1. A distância entre imparcialidade e neutralidade

            A figura do juiz plenamente neutro e do juiz imparcial pode ser vista da seguinte maneira: a primeira é algo de difícil concepção e que deve ser evitado, e a segunda, uma necessidade. Impossível conceber o juiz neutro, imune a quaisquer influências ideológicas, axiológicas ou pessoais. Robert Alexy, em sua teoria da argumentação jurídica, já afirma que os juízos de valor são indissociáveis de qualquer decisão, especialmente das de caráter jurídico. Tal conclusão serve de premissa para a construção de toda a sua tese presente no livro. Já a realidade no Judiciário brasileiro parece não permitir o devido respeito ao princípio da imparcialidade, devido a inúmeras razões que nos levam a problemas, institucionais ou não, presentes dentro do sistema jurídico e fora dele.
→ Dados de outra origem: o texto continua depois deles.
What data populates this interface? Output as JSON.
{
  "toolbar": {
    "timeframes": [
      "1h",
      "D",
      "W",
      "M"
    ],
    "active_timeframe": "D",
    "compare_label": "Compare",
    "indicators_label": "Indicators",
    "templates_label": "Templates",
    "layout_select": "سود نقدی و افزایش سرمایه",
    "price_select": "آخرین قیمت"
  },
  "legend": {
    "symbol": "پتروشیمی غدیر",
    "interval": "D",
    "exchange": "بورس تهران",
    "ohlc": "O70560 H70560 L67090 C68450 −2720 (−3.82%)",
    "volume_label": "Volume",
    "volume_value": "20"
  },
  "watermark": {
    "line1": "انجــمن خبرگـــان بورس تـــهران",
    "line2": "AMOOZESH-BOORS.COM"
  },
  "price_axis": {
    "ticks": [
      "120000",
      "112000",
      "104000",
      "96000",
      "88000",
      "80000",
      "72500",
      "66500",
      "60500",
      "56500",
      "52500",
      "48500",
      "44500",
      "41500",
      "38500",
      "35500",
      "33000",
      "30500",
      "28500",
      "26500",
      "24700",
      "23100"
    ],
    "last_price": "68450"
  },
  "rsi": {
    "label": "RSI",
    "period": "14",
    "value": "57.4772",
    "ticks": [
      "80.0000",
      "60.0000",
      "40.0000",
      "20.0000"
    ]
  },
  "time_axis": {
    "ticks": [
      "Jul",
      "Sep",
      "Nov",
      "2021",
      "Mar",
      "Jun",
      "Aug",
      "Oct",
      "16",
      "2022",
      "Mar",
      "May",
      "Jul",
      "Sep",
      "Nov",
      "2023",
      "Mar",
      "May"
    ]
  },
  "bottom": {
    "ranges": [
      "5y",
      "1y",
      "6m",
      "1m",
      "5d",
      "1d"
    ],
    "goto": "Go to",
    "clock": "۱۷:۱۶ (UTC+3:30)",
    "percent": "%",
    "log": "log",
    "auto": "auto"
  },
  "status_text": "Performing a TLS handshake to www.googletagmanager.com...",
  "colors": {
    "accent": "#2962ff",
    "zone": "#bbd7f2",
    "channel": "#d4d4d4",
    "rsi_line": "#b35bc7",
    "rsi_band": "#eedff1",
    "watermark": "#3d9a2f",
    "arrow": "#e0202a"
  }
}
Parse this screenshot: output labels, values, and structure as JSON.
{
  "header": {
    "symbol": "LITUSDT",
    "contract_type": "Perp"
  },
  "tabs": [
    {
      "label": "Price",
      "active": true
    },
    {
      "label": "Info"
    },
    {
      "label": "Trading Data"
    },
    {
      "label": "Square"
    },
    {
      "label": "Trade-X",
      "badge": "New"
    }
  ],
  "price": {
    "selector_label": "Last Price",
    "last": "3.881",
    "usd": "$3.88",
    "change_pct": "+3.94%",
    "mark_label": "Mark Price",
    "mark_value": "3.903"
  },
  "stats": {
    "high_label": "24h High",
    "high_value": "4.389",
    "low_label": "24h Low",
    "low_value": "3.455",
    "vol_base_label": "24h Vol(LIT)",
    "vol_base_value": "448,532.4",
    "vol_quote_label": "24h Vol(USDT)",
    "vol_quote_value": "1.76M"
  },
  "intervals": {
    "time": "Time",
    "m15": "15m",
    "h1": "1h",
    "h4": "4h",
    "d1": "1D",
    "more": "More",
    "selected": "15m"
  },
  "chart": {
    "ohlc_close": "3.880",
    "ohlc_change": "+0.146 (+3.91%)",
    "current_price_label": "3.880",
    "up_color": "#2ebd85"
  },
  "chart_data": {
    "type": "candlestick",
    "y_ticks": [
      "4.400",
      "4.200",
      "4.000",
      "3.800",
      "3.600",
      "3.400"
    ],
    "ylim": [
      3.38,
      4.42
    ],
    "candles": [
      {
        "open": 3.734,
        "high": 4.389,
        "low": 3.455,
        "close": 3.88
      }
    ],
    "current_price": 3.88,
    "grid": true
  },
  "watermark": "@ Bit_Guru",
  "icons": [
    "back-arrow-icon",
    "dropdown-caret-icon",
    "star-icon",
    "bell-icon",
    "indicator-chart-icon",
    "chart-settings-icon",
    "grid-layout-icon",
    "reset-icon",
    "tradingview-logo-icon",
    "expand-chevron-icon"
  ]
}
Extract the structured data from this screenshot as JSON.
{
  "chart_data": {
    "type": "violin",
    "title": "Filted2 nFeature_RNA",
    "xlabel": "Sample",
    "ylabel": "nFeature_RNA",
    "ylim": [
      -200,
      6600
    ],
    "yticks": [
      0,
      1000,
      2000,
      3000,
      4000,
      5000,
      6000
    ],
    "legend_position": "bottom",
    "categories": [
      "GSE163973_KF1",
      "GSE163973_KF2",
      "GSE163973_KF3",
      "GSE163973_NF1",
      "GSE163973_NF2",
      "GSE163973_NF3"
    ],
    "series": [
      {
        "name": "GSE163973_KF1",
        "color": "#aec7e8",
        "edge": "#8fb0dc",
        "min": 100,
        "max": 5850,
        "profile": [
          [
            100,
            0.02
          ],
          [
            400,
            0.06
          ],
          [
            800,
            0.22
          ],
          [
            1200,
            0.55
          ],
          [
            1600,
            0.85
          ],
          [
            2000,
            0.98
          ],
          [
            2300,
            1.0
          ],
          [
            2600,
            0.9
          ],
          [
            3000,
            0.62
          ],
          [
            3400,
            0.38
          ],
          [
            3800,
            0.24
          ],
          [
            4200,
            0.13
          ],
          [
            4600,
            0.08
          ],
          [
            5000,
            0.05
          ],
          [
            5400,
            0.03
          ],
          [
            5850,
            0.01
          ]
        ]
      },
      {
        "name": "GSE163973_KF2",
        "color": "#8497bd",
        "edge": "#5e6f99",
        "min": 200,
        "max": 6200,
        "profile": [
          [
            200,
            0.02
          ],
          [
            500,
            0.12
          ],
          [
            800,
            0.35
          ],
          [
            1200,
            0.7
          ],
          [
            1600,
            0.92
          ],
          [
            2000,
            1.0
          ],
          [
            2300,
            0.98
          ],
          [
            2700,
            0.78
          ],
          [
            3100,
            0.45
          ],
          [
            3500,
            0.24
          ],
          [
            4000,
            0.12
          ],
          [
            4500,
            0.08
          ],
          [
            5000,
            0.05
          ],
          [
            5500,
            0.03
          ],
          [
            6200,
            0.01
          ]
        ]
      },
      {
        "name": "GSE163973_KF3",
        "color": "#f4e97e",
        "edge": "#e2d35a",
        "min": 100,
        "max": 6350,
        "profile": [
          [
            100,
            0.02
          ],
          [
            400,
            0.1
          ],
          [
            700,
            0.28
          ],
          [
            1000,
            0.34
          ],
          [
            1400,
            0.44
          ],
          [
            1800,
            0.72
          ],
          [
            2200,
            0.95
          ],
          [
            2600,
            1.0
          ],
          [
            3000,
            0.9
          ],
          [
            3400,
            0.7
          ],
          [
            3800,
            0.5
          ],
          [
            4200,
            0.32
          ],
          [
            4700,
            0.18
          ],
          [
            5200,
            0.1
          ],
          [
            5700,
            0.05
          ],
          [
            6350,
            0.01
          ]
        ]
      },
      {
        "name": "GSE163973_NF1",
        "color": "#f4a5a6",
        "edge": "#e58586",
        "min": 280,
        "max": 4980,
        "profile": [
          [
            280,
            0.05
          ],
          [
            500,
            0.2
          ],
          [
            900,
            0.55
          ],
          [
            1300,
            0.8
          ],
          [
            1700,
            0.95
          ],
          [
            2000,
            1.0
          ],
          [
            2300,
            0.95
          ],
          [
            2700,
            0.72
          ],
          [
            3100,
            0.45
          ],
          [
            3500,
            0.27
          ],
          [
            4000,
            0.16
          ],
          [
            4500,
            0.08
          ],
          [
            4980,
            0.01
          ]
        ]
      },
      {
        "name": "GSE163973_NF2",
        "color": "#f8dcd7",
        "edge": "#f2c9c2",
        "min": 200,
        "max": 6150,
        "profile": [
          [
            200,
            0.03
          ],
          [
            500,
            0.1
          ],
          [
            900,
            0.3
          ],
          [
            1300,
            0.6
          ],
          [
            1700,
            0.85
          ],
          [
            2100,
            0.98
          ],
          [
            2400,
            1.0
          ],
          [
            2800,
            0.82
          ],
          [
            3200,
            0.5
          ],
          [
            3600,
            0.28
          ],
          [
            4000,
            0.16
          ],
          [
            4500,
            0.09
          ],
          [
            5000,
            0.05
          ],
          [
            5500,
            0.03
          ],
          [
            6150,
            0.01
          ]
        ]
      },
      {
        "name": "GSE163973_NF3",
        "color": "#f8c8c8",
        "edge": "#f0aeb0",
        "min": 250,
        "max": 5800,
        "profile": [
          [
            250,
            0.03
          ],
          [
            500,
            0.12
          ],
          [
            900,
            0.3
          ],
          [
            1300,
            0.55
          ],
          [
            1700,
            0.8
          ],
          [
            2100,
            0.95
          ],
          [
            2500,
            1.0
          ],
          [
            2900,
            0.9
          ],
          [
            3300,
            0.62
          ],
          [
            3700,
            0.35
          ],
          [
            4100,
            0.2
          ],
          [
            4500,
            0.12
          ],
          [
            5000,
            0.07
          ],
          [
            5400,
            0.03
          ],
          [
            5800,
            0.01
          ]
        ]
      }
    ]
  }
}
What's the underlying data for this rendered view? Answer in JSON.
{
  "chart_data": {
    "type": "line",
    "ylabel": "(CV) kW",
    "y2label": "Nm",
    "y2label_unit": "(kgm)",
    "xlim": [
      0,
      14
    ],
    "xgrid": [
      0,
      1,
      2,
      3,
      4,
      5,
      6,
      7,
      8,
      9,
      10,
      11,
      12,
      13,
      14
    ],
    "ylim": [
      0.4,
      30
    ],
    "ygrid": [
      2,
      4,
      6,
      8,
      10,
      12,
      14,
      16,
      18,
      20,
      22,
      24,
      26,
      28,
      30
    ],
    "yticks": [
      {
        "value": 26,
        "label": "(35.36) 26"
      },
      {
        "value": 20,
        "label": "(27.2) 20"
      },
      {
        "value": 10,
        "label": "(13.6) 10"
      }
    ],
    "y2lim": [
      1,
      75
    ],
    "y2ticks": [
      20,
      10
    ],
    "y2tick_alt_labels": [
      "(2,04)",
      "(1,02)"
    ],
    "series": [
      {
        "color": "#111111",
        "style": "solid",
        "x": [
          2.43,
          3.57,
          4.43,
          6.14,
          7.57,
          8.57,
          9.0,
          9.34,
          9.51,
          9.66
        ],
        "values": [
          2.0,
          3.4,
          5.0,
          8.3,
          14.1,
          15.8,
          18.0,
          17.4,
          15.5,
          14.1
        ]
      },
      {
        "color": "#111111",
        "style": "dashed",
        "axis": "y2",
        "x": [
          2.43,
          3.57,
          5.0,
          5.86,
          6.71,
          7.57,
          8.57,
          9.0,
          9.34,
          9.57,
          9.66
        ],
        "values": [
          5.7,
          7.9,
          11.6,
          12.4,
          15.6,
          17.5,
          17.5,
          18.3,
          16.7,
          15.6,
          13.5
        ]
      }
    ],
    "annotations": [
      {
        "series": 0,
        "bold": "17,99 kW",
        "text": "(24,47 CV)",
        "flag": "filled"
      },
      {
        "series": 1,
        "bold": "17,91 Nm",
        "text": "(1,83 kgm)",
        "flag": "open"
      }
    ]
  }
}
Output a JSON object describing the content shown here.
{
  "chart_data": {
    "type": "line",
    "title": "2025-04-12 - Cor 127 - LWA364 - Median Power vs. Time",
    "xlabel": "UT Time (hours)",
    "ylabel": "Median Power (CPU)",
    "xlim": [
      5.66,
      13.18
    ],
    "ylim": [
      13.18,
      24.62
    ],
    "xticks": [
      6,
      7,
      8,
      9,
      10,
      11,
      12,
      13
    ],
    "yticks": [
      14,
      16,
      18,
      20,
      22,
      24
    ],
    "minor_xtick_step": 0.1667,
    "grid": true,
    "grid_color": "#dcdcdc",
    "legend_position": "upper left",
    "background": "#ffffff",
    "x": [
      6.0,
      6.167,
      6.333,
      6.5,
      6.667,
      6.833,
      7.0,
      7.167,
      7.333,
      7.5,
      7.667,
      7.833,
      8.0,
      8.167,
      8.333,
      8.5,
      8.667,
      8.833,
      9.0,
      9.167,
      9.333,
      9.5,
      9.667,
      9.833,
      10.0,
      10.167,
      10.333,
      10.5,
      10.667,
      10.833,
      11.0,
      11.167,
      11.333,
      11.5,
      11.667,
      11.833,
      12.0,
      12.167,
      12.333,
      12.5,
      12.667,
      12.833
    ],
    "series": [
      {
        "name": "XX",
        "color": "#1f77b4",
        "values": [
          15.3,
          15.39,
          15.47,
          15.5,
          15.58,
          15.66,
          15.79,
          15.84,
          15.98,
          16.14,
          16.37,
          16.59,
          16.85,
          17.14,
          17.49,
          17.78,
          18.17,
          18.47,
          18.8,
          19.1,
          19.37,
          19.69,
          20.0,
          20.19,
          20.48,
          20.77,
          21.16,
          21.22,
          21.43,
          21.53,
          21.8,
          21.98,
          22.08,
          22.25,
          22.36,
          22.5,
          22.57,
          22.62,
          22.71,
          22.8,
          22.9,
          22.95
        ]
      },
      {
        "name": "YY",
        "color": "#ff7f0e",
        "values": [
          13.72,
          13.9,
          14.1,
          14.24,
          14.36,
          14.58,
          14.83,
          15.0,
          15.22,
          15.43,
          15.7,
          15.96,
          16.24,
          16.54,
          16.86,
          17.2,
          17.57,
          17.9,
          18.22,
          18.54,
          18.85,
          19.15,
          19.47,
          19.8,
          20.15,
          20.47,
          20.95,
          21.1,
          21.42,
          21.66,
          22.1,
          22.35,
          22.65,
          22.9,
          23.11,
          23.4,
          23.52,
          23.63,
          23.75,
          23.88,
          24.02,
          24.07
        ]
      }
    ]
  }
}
Dito isso, importante esclarecer os conceitos de imparcialidade e neutralidade.

            A idéia de imparcialidade está diretamente ligada à questão do juiz natural e, processualmente, à condição pessoal do juiz-homem-individual.[2] O juiz, como terceiro imparcial, não poderá ter interesse algum no conteúdo da decisão. “Interesse”, nesse caso, com a conotação de vontades pessoais que trariam claros vícios à decisão.

            Imparcialidade é condição primordial para que um juiz atue. É questão inseparável e inerente ao magistrado não tomar partido, não favorecer qualquer parte, enfim, não ser parte[3]. Tamanha é a importância de tal condição que a expressão juiz imparcial pode ser rigorosamente vista como um pleonasmo, uma vez que este princípio encontra-se no rol daqueles imprescindíveis ao decurso do devido processo legal, sendo um direito fundamental do cidadão.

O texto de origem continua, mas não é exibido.